Description
A simple, nutritious Blueberry Overnight Oats recipe that requires minimal prep and yields a creamy, delicious breakfast ready to enjoy in the morning. This healthy dish combines rolled oats, milk, chia seeds, and fresh or frozen blueberries, making it perfect for busy mornings or a quick, wholesome snack.
Ingredients
Scale
Overnight Oats Base
- 1/2 cup rolled oats (traditional, not instant)
- 1/2 cup milk (dairy or plant-based such as almond or oat milk)
- 1 tablespoon chia seeds (optional for added fiber and omega-3s)
- 1 teaspoon honey or maple syrup (optional for sweetness)
- 1/4 teaspoon vanilla extract (optional for flavor)
Fruit
- 1/4 cup fresh or frozen blueberries
Instructions
- Combine the Ingredients: In a mason jar or airtight container, add 1/2 cup rolled oats, 1/2 cup milk, chia seeds, honey or maple syrup, and vanilla extract to create the base mixture.

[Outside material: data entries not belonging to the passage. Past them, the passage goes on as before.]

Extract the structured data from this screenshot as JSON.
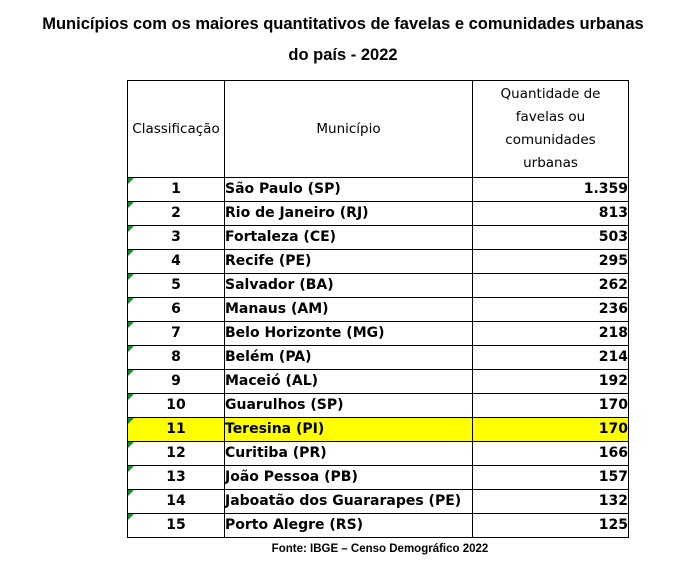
{
  "title": {
    "line1": "Municípios com os maiores quantitativos de favelas e comunidades urbanas",
    "line2": "do país - 2022"
  },
  "table": {
    "headers": {
      "rank": "Classificação",
      "municipality": "Município",
      "quantity": "Quantidade de favelas ou comunidades urbanas"
    },
    "rows": [
      {
        "rank": "1",
        "municipality": "São Paulo (SP)",
        "quantity": "1.359"
      },
      {
        "rank": "2",
        "municipality": "Rio de Janeiro (RJ)",
        "quantity": "813"
      },
      {
        "rank": "3",
        "municipality": "Fortaleza (CE)",
        "quantity": "503"
      },
      {
        "rank": "4",
        "municipality": "Recife (PE)",
        "quantity": "295"
      },
      {
        "rank": "5",
        "municipality": "Salvador (BA)",
        "quantity": "262"
      },
      {
        "rank": "6",
        "municipality": "Manaus (AM)",
        "quantity": "236"
      },
      {
        "rank": "7",
        "municipality": "Belo Horizonte (MG)",
        "quantity": "218"
      },
      {
        "rank": "8",
        "municipality": "Belém (PA)",
        "quantity": "214"
      },
      {
        "rank": "9",
        "municipality": "Maceió (AL)",
        "quantity": "192"
      },
      {
        "rank": "10",
        "municipality": "Guarulhos (SP)",
        "quantity": "170"
      },
      {
        "rank": "11",
        "municipality": "Teresina (PI)",
        "quantity": "170",
        "highlighted": true
      },
      {
        "rank": "12",
        "municipality": "Curitiba (PR)",
        "quantity": "166"
      },
      {
        "rank": "13",
        "municipality": "João Pessoa (PB)",
        "quantity": "157"
      },
      {
        "rank": "14",
        "municipality": "Jaboatão dos Guararapes (PE)",
        "quantity": "132"
      },
      {
        "rank": "15",
        "municipality": "Porto Alegre (RS)",
        "quantity": "125"
      }
    ],
    "highlight_color": "#ffff00",
    "marker_color": "#1e8c2e"
  },
  "source": "Fonte: IBGE – Censo Demográfico 2022"
}
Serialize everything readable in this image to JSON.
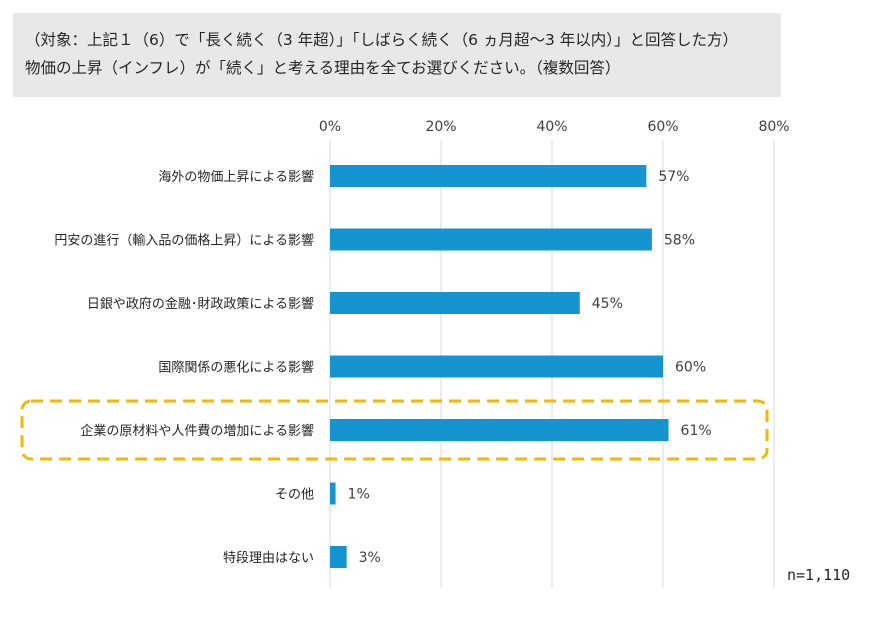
{
  "header": {
    "line1": "（対象：上記１（6）で「長く続く（3 年超）」「しばらく続く（6 ヵ月超～3 年以内）」と回答した方）",
    "line2": "物価の上昇（インフレ）が「続く」と考える理由を全てお選びください。（複数回答）"
  },
  "sample_size": "n=1,110",
  "chart_data": {
    "type": "bar",
    "orientation": "horizontal",
    "categories": [
      "海外の物価上昇による影響",
      "円安の進行（輸入品の価格上昇）による影響",
      "日銀や政府の金融･財政政策による影響",
      "国際関係の悪化による影響",
      "企業の原材料や人件費の増加による影響",
      "その他",
      "特段理由はない"
    ],
    "values": [
      57,
      58,
      45,
      60,
      61,
      1,
      3
    ],
    "value_labels": [
      "57%",
      "58%",
      "45%",
      "60%",
      "61%",
      "1%",
      "3%"
    ],
    "ticks": [
      "0%",
      "20%",
      "40%",
      "60%",
      "80%"
    ],
    "tick_values": [
      0,
      20,
      40,
      60,
      80
    ],
    "xlim": [
      0,
      80
    ],
    "axis_position": "top",
    "grid": true,
    "highlighted_category": "企業の原材料や人件費の増加による影響",
    "colors": {
      "bar": "#1494d1",
      "gridline": "#d9d9d9",
      "highlight_border": "#f5b800",
      "header_bg": "#e8e8e8"
    }
  }
}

- Add Blueberries: Gently fold in the blueberries. Frozen blueberries can be used directly without thawing as they will soften overnight in the fridge.

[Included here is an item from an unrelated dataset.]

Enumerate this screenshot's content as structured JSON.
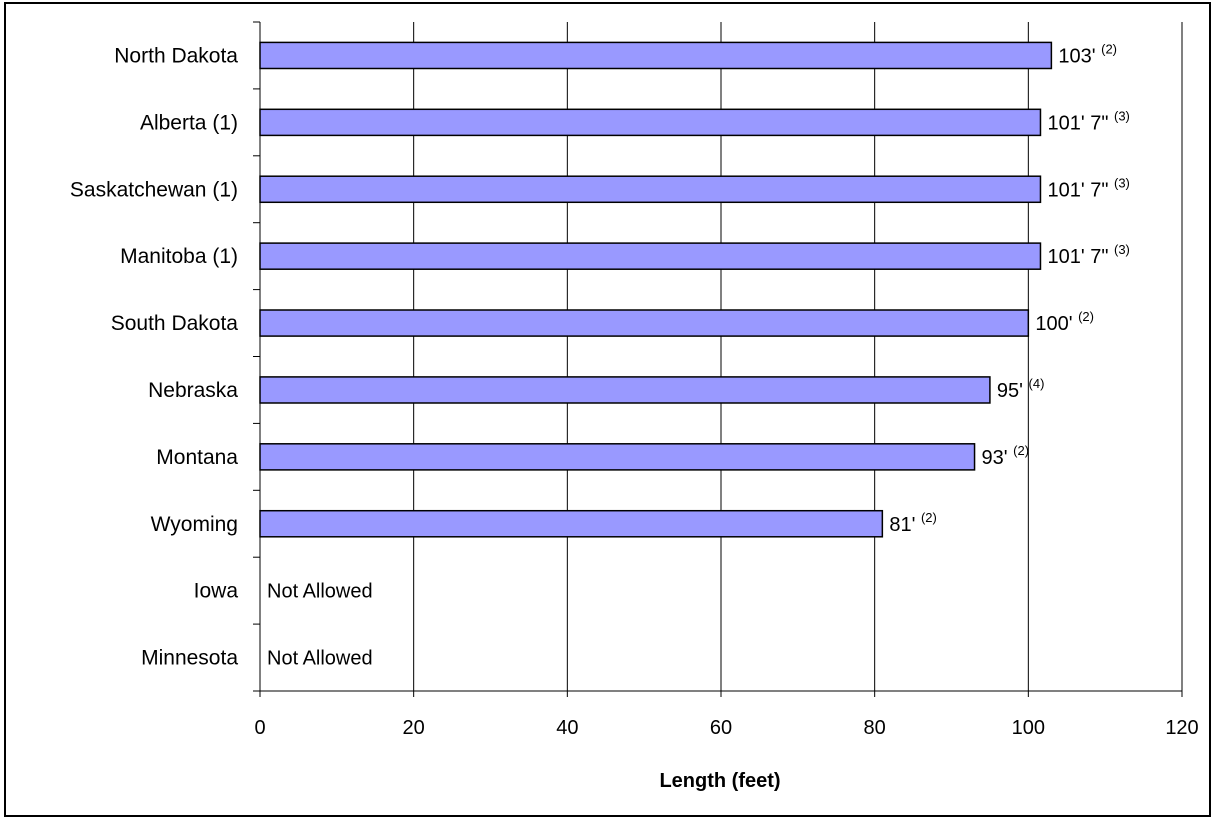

- Mix and Seal: Stir the ingredients thoroughly until well combined. Seal the jar or container tightly with a lid to ensure freshness.
- Refrigerate Overnight: Place the sealed container in the refrigerator and allow it to soak for at least 6 hours or preferably overnight. The oats will absorb the liquid and soften to a creamy consistency.
- Enjoy the Next Morning: When ready to eat, give the oats a quick stir. Adjust the consistency by adding more milk if desired. Optionally, top with extra fresh blueberries, nuts, granola, or yogurt for additional flavor and texture.
Notes
- Use rolled oats for best texture; avoid instant oats to prevent a mushy result.
- Chia seeds are optional but add extra fiber and omega-3 fatty acids.
- Frozen blueberries can be used straight from the freezer without thawing.
- Adjust sweetness according to taste by varying the amount of honey or maple syrup.
- For vegan version, use plant-based milk and maple syrup instead of honey.